I missed the Madagascar and Sokoto tags (looking at that list is liable to make anyone crosseyed!). Looking again closely this is what I come up with for African states (if I missed any I apologize!)
ALD - Aldjazair Algeria - assuming this represents the Arab resistance to French control estabished at Algiers in 1830
EGY - Egypt
ETH - Ethiopia
HOW - Madagascar
LIB - Liberia
MOR - Morocco
ORA - Oranje Orange Free State in southern Africa??
SOK - Sokoto
TRI - Tripoli
TRN - Transvaal
TUN - Tunis
ZUL - Zulu
Adding Ashante, Mahdist Sudan and Tukulor would be good.
Also I'd recommend adding
1) Zanzibar - in this period the Zanzibar sultans were recognized as overlords by most of the peoples of what is now coastal Kenya and Tanzania and in the 1870s would be recognized as overlords by Tippu Tip in the Upper Congo region. Zanzibar was the focus of intense rivalry between the British, French and Germans in the 1870s and 1880s because of this, and Zanzibar was considered the "key" to establishing European domination in East Africa.
2) Buganda - powerful state in what is now Uganda that controlled the rich agricultural land around Lake Victoria Nyanza, including lands in Kenya up to the Great Rift Valley. Strong enough to keep the British from allowing white settlement in a region the British themselves called "The Pearl Of Africa."
3) Borno - Islamic state that dominated the region between around Lake Chad - powerful due to wealth as trade route between sub-Saharan Africa and the Libyan coast. Would offer French stubborn resistance in late 19th Century.
4) Mande - rose in the 1860s to the south of Tukulor and would challenge Tukulor for dominance of the gold region of what is now E Guinea. Developed smelting technology to copy Western guns and would fight the French for over a decade under the leadership of Samori, extending Mande rule over the N Ivory Coast before final defeat.

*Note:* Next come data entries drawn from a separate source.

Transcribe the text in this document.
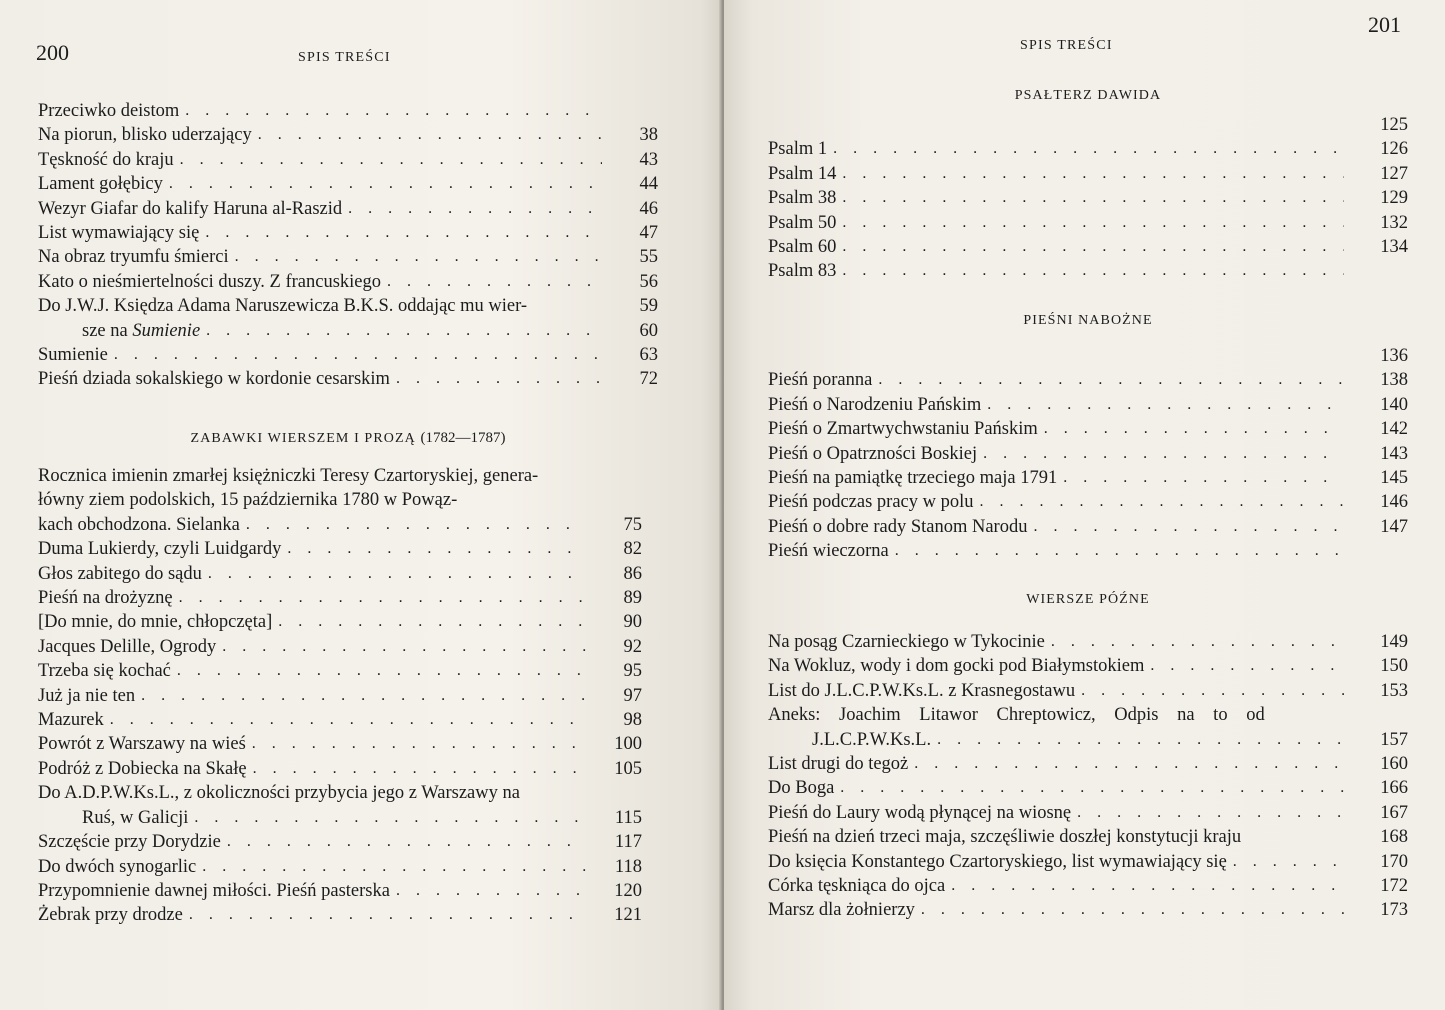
200	SPIS TREŚCI
Przeciwko deistom
. . .
Na piorun, blisko uderzający . . .	38
Tęskność do kraju . . .	43
Lament gołębicy . . .	44
Wezyr Giafar do kalify Haruna al-Raszid . . .	46
List wymawiający się . . .	47
Na obraz tryumfu śmierci . . .	55
Kato o nieśmiertelności duszy. Z francuskiego . . .	56
Do J.W.J. Księdza Adama Naruszewicza B.K.S. oddając mu wier-	59
sze na Sumienie . . .	60
Sumienie . . .	63
Pieśń dziada sokalskiego w kordonie cesarskim . . .	72
ZABAWKI WIERSZEM I PROZĄ (1782—1787)
Rocznica imienin zmarłej księżniczki Teresy Czartoryskiej, genera-
łówny ziem podolskich, 15 października 1780 w Powąz-
kach obchodzona. Sielanka . . .	75
Duma Lukierdy, czyli Luidgardy . . .	82
Głos zabitego do sądu . . .	86
Pieśń na drożyznę . . .	89
[Do mnie, do mnie, chłopczęta] . . .	90
Jacques Delille, Ogrody . . .	92
Trzeba się kochać . . .	95
Już ja nie ten . . .	97
Mazurek . . .	98
Powrót z Warszawy na wieś . . .	100
Podróż z Dobiecka na Skałę . . .	105
Do A.D.P.W.Ks.L., z okoliczności przybycia jego z Warszawy na
Ruś, w Galicji . . .	115
Szczęście przy Dorydzie . . .	117
Do dwóch synogarlic . . .	118
Przypomnienie dawnej miłości. Pieśń pasterska . . .	120
Żebrak przy drodze . . .	121
201
SPIS TREŚCI
PSAŁTERZ DAWIDA
125
Psalm 1 . . .	126
Psalm 14 . . .	127
Psalm 38 . . .	129
Psalm 50 . . .	132
Psalm 60 . . .	134
Psalm 83
. . .
PIEŚNI NABOŻNE
136
Pieśń poranna . . .	138
Pieśń o Narodzeniu Pańskim . . .	140
Pieśń o Zmartwychwstaniu Pańskim . . .	142
Pieśń o Opatrzności Boskiej . . .	143
Pieśń na pamiątkę trzeciego maja 1791 . . .	145
Pieśń podczas pracy w polu . . .	146
Pieśń o dobre rady Stanom Narodu . . .	147
Pieśń wieczorna
. . .
WIERSZE PÓŹNE
Na posąg Czarnieckiego w Tykocinie . . .	149
Na Wokluz, wody i dom gocki pod Białymstokiem . . .	150
List do J.L.C.P.W.Ks.L. z Krasnegostawu . . .	153
Aneks: Joachim Litawor Chreptowicz, Odpis na to od
J.L.C.P.W.Ks.L. . . .	157
List drugi do tegoż . . .	160
Do Boga . . .	166
Pieśń do Laury wodą płynącej na wiosnę . . .	167
Pieśń na dzień trzeci maja, szczęśliwie doszłej konstytucji kraju	168
Do księcia Konstantego Czartoryskiego, list wymawiający się . . .	170
Córka tęskniąca do ojca . . .	172
Marsz dla żołnierzy . . .	173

5) Lozi - powerful kingdom that dominated the rich agricultural lands of the upper Zambezi valley (Eastern Angola and Western Zambia) that would become an ally of Cecil Rhodes in his struggle with the Ndebele for control of what is now Zimbabwe.

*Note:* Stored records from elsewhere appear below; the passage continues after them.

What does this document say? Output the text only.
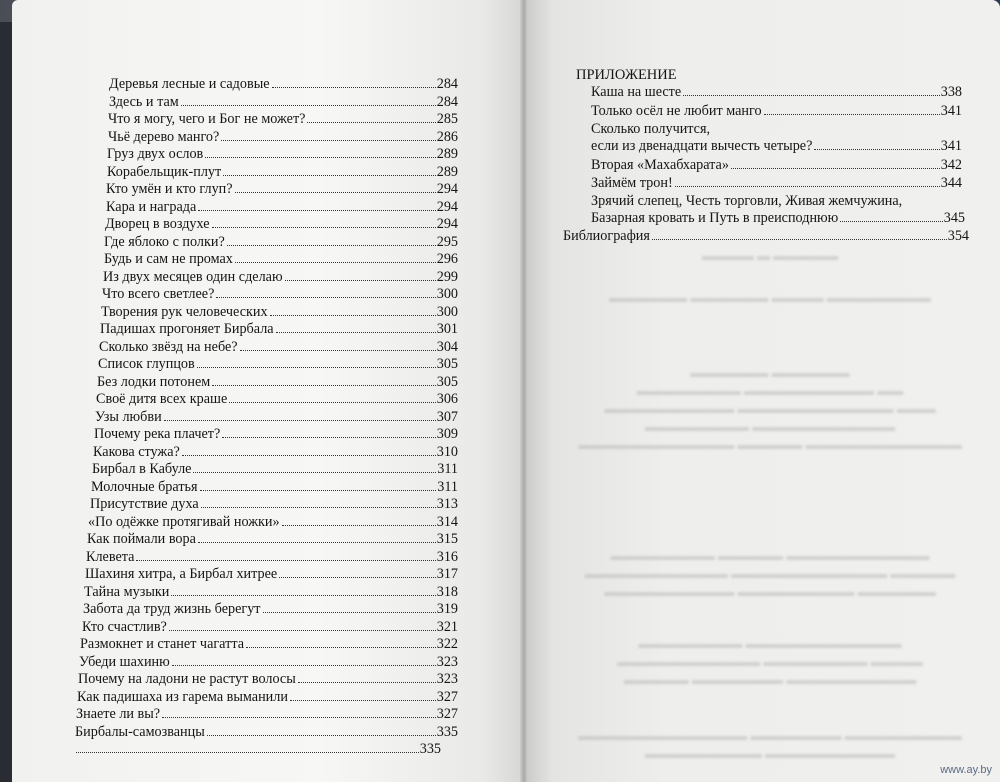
▬▬▬▬ ▬ ▬▬▬▬▬
▬▬▬▬▬▬ ▬▬▬▬▬▬ ▬▬▬▬ ▬▬▬▬▬▬▬▬
▬▬▬▬▬▬ ▬▬▬▬▬▬
▬▬▬▬▬▬▬▬ ▬▬▬▬▬▬▬▬▬▬ ▬▬
▬▬▬▬▬▬▬▬▬▬ ▬▬▬▬▬▬▬▬▬▬▬▬ ▬▬▬
▬▬▬▬▬▬▬▬ ▬▬▬▬▬▬▬▬▬▬▬
▬▬▬▬▬▬▬▬▬▬▬▬ ▬▬▬▬▬ ▬▬▬▬▬▬▬▬▬▬▬▬
▬▬▬▬▬▬▬▬ ▬▬▬▬▬ ▬▬▬▬▬▬▬▬▬▬▬
▬▬▬▬▬▬▬▬▬▬▬ ▬▬▬▬▬▬▬▬▬▬▬▬ ▬▬▬▬▬
▬▬▬▬▬▬▬▬▬▬ ▬▬▬▬▬▬▬▬▬ ▬▬▬▬▬▬
▬▬▬▬▬▬▬▬ ▬▬▬▬▬▬▬▬▬▬▬▬
▬▬▬▬▬▬▬▬▬▬▬ ▬▬▬▬▬▬▬▬ ▬▬▬▬
▬▬▬▬▬ ▬▬▬▬▬▬▬ ▬▬▬▬▬▬▬▬▬▬
▬▬▬▬▬▬▬▬▬▬▬▬▬ ▬▬▬▬▬▬▬ ▬▬▬▬▬▬▬▬▬
▬▬▬▬▬▬▬▬▬ ▬▬▬▬▬▬▬▬▬▬
Деревья лесные и садовые	284
Здесь и там	284
Что я могу, чего и Бог не может?	285
Чьё дерево манго?	286
Груз двух ослов	289
Корабельщик-плут	289
Кто умён и кто глуп?	294
Кара и награда	294
Дворец в воздухе	294
Где яблоко с полки?	295
Будь и сам не промах	296
Из двух месяцев один сделаю	299
Что всего светлее?	300
Творения рук человеческих	300
Падишах прогоняет Бирбала	301
Сколько звёзд на небе?	304
Список глупцов	305
Без лодки потонем	305
Своё дитя всех краше	306
Узы любви	307
Почему река плачет?	309
Какова стужа?	310
Бирбал в Кабуле	311
Молочные братья	311
Присутствие духа	313
«По одёжке протягивай ножки»	314
Как поймали вора	315
Клевета	316
Шахиня хитра, а Бирбал хитрее	317
Тайна музыки	318
Забота да труд жизнь берегут	319
Кто счастлив?	321
Размокнет и станет чагатта	322
Убеди шахиню	323
Почему на ладони не растут волосы	323
Как падишаха из гарема выманили	327
Знаете ли вы?	327
Бирбалы-самозванцы	335
335
ПРИЛОЖЕНИЕ
Каша на шесте	338
Только осёл не любит манго	341
Сколько получится,
если из двенадцати вычесть четыре?	341
Вторая «Махабхарата»	342
Займём трон!	344
Зрячий слепец, Честь торговли, Живая жемчужина,
Базарная кровать и Путь в преисподнюю	345
Библиография	354
www.ay.by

6) Ndebele - migrants from eastern South Africa driven out by the Zulu who would establish themselves in what is now Zimbabwe and give Rhodes and the British South Africa Company all sorts of trouble in the 1890s.
The greatest problem, as I have said above, is that we only have 20 user defined tags with which to deal with all of the indigenous nations of the Americas, Africa and Australasia not in the game as well as actual or potential nations that could be created in Europe, Asia and North America, not to mention those indigenous states that rise in Africa and the Americas during the time period of the game. Paradox seems to have done an admirable job with its research on South and Southeast Asia, it is too bad they were unable to access specialists on sub-Saharan Africa or the Americas to give the same kind of detail as given to Asia. As a result much of Africa is blank (kinda like those European maps of Africa in the 1830s and 1840s) rather than reflecting the great diversity of peoples and states that existed in the nineteenth century. Is there any way Paradox can increase the number of user defined tags beyond 20 in an upcoming patch?
As for the potential of the Europeans not being able to crush local resistance, one would assume that the tech tree would give the European powers complete advantages, though even technology could not save a European army against indigenous peoples all the time (Zulu defeat of British as Isandhlwana 1879, Samori's dogged resistance against the French in West Africa in the 1890s, Ethiopia's defeat of the Italians at Adowa in 1896). So the creation of these larger indigenous nations should not inhibit the replication of the Scramble for Africa, but rather make it more realistic by simulating the actuality of African resistance to European colonization, just as the creations of indigenous North American states will make American expansion into the West more historically accurate. From the posts on here that I have seen colonizing powers can just walk into "Terra Incognitas" with nary a shot fired, which is so completely historically inaccurate.